2024'ü Türkiye'yi hangi temel özelliğiyle tanımlarsın diye sorsalar, yanıtım "örtülü yeni milliyetçilikler" olurdu.

Erdoğan'ın TÜBİTAK'ta yaptığı, geçenlerde alıntıladığım bir konuşması bu dalganın "siyasi hikayeproje" olarak tam ifadesiydi. Şöyle diyordu: "Türkiye, Türkiye'den daha büyüktür. Millet olarak ufkumuzu 782 bin kilometrekare ile sınırlandıramayız. Millet olarak tarihin bize yüklediği misyonu görerek, buna göre davranmak zorundayız"

Erdoğan'ın yaptığı bir güç tanımıydı. "Biz ve güç" arasında ilişki kuran bir ufuk ve tasavvur tanımıydı.

Son yıllarda Erdoğan'ı iktidarda tutan ve arkasındaki toplumsal desteği açıklayan, bu tanım, buna uygun söylem ve politikalardır.
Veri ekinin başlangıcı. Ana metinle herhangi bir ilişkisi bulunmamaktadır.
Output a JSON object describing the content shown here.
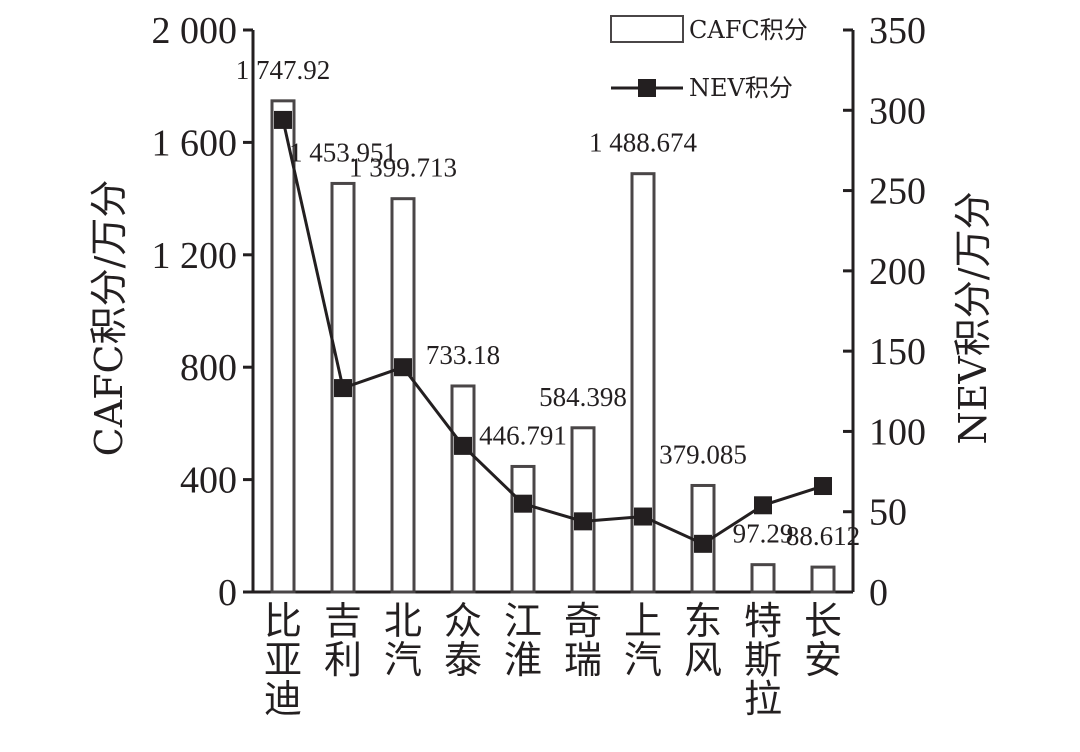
{
  "chart_data": {
    "type": "bar",
    "categories": [
      "比亚迪",
      "吉利",
      "北汽",
      "众泰",
      "江淮",
      "奇瑞",
      "上汽",
      "东风",
      "特斯拉",
      "长安"
    ],
    "series": [
      {
        "name": "CAFC积分",
        "type": "bar",
        "axis": "left",
        "values": [
          1747.92,
          1453.951,
          1399.713,
          733.18,
          446.791,
          584.398,
          1488.674,
          379.085,
          97.29,
          88.612
        ],
        "labels": [
          "1 747.92",
          "1 453.951",
          "1 399.713",
          "733.18",
          "446.791",
          "584.398",
          "1 488.674",
          "379.085",
          "97.29",
          "88.612"
        ]
      },
      {
        "name": "NEV积分",
        "type": "line",
        "axis": "right",
        "values": [
          294,
          127,
          140,
          91,
          55,
          44,
          47,
          30,
          54,
          66
        ]
      }
    ],
    "ylabel_left": "CAFC积分/万分",
    "ylabel_right": "NEV积分/万分",
    "ylim_left": [
      0,
      2000
    ],
    "ylim_right": [
      0,
      350
    ],
    "yticks_left": [
      "0",
      "400",
      "800",
      "1 200",
      "1 600",
      "2 000"
    ],
    "yticks_right": [
      "0",
      "50",
      "100",
      "150",
      "200",
      "250",
      "300",
      "350"
    ],
    "legend_position": "top-right",
    "grid": false,
    "colors": {
      "ink": "#231f20",
      "bar_fill": "#ffffff",
      "bar_stroke": "#4a4647"
    }
  }
}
Velhasıl, hem bir siyasete hem toplumsal bir beklentiye, bir duygu kabarmasına, bir dip akıntısına işaret eder.

Bu dip akıntı esas olarak toplumun, toplulukların, dış dünya, öteki ve ötekiler karşısında kendisini merkez alma eğilimi ve bunun her toplumsal grupta farklı biçimler alan, "bağımsızlık", "global güç", "milli güç", "kendine haslık", "biz" gibi unsurlar etrafında şekillenmesidir.

Bu hali nasıl tanımlamak gerekir

Kuşatıcı bir "kendilik" veya "millilik" duygusunun siyasallaşması en doğru tabir olacaktır.
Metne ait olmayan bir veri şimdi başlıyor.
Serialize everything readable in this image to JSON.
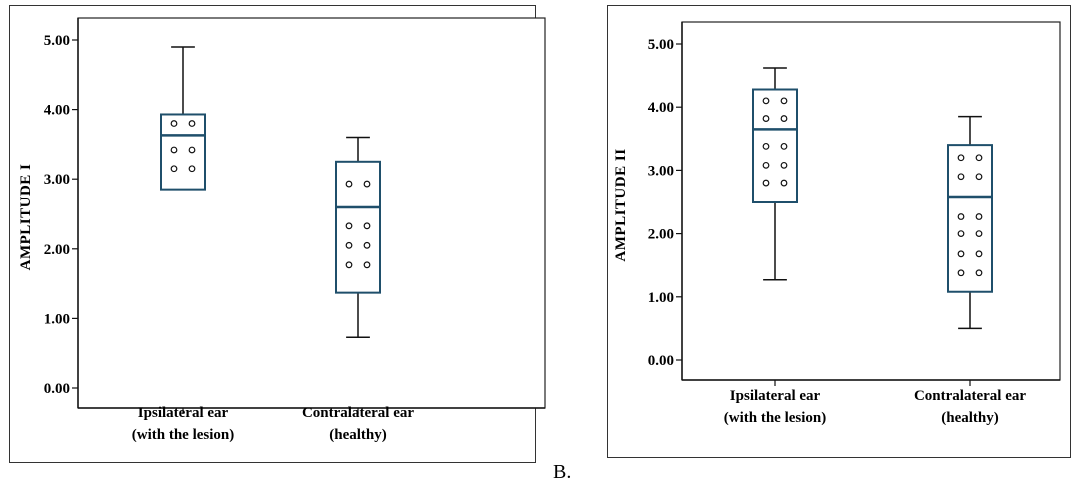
{
  "panel_label": "B.",
  "chart_data": [
    {
      "type": "box",
      "ylabel": "AMPLITUDE  I",
      "ylim": [
        0,
        5
      ],
      "yticks": [
        "0.00",
        "1.00",
        "2.00",
        "3.00",
        "4.00",
        "5.00"
      ],
      "categories": [
        {
          "line1": "Ipsilateral ear",
          "line2": "(with the lesion)"
        },
        {
          "line1": "Contralateral ear",
          "line2": "(healthy)"
        }
      ],
      "boxes": [
        {
          "min": 2.85,
          "q1": 2.85,
          "median": 3.63,
          "q3": 3.93,
          "max": 4.9,
          "dot_rows": [
            3.8,
            3.42,
            3.15
          ]
        },
        {
          "min": 0.73,
          "q1": 1.37,
          "median": 2.6,
          "q3": 3.25,
          "max": 3.6,
          "dot_rows": [
            2.93,
            2.33,
            2.05,
            1.77
          ]
        }
      ]
    },
    {
      "type": "box",
      "ylabel": "AMPLITUDE  II",
      "ylim": [
        0,
        5
      ],
      "yticks": [
        "0.00",
        "1.00",
        "2.00",
        "3.00",
        "4.00",
        "5.00"
      ],
      "categories": [
        {
          "line1": "Ipsilateral ear",
          "line2": "(with the lesion)"
        },
        {
          "line1": "Contralateral ear",
          "line2": "(healthy)"
        }
      ],
      "boxes": [
        {
          "min": 1.27,
          "q1": 2.5,
          "median": 3.65,
          "q3": 4.28,
          "max": 4.62,
          "dot_rows": [
            4.1,
            3.82,
            3.38,
            3.08,
            2.8
          ]
        },
        {
          "min": 0.5,
          "q1": 1.08,
          "median": 2.58,
          "q3": 3.4,
          "max": 3.85,
          "dot_rows": [
            3.2,
            2.9,
            2.27,
            2.0,
            1.68,
            1.38
          ]
        }
      ]
    }
  ]
}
Söz konusu duygu hali, sınır, kimlik, kültür koruma ile bunların alanını genişletme arayışını aynı anda içeren veya tehdit endişeleri ile büyüme-başarı-genişleme iddialarını birbirine yakınlaştıran, gündeme getiren bir dalgadır.

Bu tablonun işaret ettiği ortak kavram esas olarak milliyetçiliktir.

Milliyetçilik bu çerçevede, bir milliyetçi harekete, sert, baskın, aşırı bir siyasal tavra tekabül etmez. Bu dalgayı tanımlamak için, milli aidiyetten milliyetçiliğe uzanan bir skalada milli duygu siyasallaşması tabiri daha doğrudur. Bu dalga hem muhafazakar hem seküler grupları kuşatır. "Güvenlik ve biz" meselesini öne almakta, demokrasi, sandık, insan hakları gibi unsurlarla daha sınırlı bir ilişki kurmaktadır.

Bu yeni milliyetçi dalga siyasi yorgunluk, değer-kurum krizleri, global düzeyde siyasi değer hiyerarşilerinde yaşanan değişimlerle irade ve güç faktörünün öne çıkması üzerinden, yeni bir siyasallaşma hali olarak da ele alınabilir.